Clean your house with vinegar and baking soda.

photo credit: elycefeliz

It’s true — you can clean just about anything with vinegar and baking soda. Good thing, because household cleaners are full of some nasty toxic chemicals. From chlorine bleach to formaldehyde to a bunch of other ingredients I can’t pronounce (and don’t want anywhere near my skin or lungs), many conventional cleaning sprays and powders cause more problems than they solve. Not to mention the prices.

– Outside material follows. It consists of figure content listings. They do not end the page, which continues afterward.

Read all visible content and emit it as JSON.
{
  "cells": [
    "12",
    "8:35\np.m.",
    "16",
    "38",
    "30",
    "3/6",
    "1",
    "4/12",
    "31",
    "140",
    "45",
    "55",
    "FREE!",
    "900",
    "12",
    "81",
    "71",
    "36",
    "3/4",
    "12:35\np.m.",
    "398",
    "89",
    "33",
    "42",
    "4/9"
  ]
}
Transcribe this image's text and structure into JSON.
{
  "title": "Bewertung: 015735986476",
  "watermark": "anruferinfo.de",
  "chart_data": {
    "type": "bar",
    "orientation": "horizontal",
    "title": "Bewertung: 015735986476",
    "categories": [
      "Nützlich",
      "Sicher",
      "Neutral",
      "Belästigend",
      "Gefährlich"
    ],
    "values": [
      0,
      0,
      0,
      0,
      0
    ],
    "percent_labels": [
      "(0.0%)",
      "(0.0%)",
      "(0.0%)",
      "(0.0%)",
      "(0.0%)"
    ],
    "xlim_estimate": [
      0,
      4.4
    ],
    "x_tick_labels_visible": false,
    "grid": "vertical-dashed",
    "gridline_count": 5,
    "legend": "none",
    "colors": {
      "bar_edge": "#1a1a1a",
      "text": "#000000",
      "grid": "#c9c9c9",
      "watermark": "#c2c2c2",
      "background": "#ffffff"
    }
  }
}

The good news is that you can get your home sparking-clean on the cheap with good, old-fashioned baking soda and vinegar. Here’s how to use them:

  • Countertop cleaner: Mix equal parts vinegar and water in a spray bottle. Spray on counters and wipe with a damp sponge. If you’re worried about your kitchen smelling like vinegar, squeeze in some lemon for a nice citrus scent.
  • Oven cleaner: Make a paste with baking soda and water, and spread a layer on the inside of your oven. Let sit overnight, and then scrub it off in the morning.
  • Toilet bowl cleaner: Sprinkle some baking soda into your toilet bowl, then pour in about half a cup of vinegar. Let it sit and bubble up for 10 minutes, then scrub away the grime.
  • Grout cleaner: I found this one on the Bob Vila blog. Make a paste with baking soda and water, and spread onto your grimiest grout. Spray with a mixture of half vinegar, half warm water, and let it do it’s bubbling thing. Then scrub and rinse.
  • Drain cleaner: Help keep the plumbing flowing by pouring half a cup of baking soda down the drain, then a cup of vinegar. A few minutes later, pour in boiling water. This isn’t a fix for serious clogs, but could help speed up a sluggish drain.

Finding Organic Vinegar and Baking Soda

For a truly toxin-free home, go organic. Spectrum Naturals┬áhas an organic white vinegar, made from organically grown corn and rye. Because baking soda is a chemical compound (sodium bicarbonate), it doesn’t contain any living matter and doesn’t fall under the “organic” product category. Just look for natural versions, like the ones from Bob’s Red Mill and Mountain Rose Herbs.